O cântico das criaturas

Ao contemplar a obra da criação, perceber os rastros de Deus nela e como realidade inspiradora à oração, cabe-nos refletir sobre a contribuição cristã, a partir da espiritualidade, no campo ecológico.

Nas Escrituras o salmista contempla as obras do Senhor (Sl 8, 148, 150). O cântico de Daniel coloca na boca dos jovens Ananias, Azarias e Misael um belíssimo cântico em que evocam a beleza de toda a criação e o louvor ao Senhor, ao serem salvos pelo Anjo de Deus (Dn 3, 46-90). São Francisco também cantou seu cântico das criaturas. Resta-nos perguntar qual será o nosso cântico...

O cântico do cristão em relação à preservação da natureza, não deve ser melancólico, mas cheio de vida. No entanto, este cântico não deve levar em consideração somente a natureza e a sua preservação, mas algo maior, o próprio ser humano.

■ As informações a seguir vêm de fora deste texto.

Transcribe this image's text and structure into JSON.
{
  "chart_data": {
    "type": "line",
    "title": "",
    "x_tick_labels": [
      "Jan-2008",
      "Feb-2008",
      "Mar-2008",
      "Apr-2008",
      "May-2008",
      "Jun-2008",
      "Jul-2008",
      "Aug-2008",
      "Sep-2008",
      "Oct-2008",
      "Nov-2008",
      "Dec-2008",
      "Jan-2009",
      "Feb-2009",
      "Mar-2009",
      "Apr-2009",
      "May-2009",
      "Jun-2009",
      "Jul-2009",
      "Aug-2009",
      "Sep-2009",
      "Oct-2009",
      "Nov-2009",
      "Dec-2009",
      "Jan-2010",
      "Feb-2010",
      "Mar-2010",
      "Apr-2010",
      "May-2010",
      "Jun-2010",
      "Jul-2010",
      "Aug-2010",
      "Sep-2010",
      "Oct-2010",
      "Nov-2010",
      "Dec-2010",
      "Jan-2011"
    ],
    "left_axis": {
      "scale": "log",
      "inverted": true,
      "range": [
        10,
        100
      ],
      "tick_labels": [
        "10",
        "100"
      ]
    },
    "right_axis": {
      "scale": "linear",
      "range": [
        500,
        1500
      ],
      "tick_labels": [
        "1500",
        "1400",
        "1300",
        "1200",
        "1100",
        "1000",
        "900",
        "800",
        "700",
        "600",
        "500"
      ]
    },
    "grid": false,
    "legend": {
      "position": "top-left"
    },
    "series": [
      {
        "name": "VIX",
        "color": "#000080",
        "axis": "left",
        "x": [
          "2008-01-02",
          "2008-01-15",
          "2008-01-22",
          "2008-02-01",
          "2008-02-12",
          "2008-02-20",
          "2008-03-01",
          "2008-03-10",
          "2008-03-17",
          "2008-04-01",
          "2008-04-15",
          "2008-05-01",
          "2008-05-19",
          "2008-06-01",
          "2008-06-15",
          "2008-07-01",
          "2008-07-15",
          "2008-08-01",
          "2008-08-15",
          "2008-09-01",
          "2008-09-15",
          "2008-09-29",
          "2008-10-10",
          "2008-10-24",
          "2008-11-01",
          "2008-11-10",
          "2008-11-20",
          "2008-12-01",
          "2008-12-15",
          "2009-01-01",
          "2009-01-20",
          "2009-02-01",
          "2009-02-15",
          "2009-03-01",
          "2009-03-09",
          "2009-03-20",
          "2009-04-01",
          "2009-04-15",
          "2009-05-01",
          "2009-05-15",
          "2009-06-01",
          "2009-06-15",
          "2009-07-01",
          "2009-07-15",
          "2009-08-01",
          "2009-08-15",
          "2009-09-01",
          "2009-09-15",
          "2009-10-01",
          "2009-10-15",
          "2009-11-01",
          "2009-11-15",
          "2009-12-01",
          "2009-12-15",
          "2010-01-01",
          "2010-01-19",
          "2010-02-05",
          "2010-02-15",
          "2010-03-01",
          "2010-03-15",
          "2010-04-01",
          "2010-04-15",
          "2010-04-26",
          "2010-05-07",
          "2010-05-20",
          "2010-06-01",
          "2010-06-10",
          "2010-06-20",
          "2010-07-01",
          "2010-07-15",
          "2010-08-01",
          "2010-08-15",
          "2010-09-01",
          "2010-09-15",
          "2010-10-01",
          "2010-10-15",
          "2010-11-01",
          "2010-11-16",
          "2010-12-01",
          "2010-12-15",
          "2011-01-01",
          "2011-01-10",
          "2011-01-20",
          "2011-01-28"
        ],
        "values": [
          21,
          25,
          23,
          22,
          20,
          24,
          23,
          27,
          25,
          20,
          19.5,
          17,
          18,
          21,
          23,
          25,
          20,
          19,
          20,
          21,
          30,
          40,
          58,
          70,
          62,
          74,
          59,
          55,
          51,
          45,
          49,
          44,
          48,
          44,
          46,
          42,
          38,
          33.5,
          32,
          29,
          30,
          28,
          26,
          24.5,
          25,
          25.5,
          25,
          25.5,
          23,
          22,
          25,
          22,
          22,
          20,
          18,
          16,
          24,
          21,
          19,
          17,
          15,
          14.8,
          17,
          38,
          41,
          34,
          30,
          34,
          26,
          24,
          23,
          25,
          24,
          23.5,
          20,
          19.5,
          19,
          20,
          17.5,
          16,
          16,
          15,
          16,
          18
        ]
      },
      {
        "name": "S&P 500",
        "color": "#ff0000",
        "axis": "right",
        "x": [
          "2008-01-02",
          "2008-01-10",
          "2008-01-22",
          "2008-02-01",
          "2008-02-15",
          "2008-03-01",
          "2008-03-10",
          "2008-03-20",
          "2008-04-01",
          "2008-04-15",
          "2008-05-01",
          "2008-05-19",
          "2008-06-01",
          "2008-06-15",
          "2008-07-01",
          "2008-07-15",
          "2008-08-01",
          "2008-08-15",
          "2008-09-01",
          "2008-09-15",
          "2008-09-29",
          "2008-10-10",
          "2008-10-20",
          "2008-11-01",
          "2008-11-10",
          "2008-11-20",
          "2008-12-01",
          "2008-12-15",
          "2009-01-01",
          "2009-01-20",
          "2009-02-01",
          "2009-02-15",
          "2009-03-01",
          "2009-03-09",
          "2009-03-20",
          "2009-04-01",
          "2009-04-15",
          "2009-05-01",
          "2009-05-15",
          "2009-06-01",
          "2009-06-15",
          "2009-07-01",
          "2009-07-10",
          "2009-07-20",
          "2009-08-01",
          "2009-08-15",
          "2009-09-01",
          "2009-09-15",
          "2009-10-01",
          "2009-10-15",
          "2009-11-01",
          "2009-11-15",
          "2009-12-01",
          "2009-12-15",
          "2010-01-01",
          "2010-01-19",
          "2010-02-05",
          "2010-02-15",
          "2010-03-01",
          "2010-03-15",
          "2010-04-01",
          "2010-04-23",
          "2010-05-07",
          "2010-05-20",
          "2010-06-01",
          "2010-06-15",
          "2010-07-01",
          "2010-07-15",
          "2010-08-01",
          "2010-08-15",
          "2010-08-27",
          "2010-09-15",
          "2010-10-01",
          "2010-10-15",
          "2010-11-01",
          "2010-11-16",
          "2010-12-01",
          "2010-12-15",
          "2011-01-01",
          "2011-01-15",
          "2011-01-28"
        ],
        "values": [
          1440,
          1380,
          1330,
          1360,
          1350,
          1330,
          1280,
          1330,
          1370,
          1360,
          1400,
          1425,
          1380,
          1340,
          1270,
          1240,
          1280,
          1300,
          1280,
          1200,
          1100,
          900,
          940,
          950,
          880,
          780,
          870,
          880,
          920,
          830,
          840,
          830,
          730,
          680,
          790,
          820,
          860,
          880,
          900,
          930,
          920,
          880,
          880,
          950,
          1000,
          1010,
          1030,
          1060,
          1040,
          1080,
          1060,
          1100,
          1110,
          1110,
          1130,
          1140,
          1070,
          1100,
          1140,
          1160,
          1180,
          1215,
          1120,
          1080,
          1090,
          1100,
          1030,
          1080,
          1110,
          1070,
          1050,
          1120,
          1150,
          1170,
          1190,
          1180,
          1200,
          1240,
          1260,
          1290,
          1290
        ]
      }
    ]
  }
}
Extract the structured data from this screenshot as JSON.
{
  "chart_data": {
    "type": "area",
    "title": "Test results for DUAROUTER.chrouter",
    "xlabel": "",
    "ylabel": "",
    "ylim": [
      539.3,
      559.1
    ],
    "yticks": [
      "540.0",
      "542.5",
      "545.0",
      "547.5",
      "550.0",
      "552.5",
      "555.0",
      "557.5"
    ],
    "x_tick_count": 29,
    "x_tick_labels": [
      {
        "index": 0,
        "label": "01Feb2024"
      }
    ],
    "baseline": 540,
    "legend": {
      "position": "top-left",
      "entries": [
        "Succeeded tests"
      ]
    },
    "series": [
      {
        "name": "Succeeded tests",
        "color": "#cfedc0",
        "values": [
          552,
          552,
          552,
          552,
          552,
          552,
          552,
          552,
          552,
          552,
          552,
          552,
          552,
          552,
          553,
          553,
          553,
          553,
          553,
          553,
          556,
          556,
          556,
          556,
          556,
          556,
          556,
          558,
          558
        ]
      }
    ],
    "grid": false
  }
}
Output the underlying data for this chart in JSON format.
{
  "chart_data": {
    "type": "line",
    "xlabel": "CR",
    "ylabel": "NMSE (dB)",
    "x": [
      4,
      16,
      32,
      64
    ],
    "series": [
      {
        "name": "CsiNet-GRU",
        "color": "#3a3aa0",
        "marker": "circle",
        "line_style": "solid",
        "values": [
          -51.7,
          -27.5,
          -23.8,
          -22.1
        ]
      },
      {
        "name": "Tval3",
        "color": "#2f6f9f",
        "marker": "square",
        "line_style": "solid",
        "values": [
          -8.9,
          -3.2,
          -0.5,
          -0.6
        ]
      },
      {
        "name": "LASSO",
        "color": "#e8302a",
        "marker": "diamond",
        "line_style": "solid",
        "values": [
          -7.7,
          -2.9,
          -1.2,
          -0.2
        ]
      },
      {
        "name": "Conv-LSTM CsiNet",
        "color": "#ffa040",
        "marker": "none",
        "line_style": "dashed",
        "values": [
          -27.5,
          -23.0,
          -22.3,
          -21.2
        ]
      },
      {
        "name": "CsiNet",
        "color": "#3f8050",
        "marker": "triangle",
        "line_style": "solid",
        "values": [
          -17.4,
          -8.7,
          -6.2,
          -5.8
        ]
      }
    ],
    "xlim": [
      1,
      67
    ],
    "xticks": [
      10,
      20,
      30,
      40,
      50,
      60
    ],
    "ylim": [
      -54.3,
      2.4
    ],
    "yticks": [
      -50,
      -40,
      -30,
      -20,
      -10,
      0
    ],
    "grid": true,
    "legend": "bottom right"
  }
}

Por meio da espiritualidade cristã se resgata o ser humano, cuida-se dele, educa-o para os valores, para a vida e para a preservação do meio em que vive por meio das pequenas iniciativas até ao engajamento nas causas sociais. Somente o ser humano é que pode zelar pela natureza e se ele for esquecido pelo próprio semelhante, já nos encontramos diante de um problema de degradação contra a vida. É a partir da vida humana que se pode preservar a vida da natureza. E é da preservação de vida humana e da natureza que poderemos ter vida em abundância (Jo 10,10) e realmente contemplar profundamente a Criação de Deus.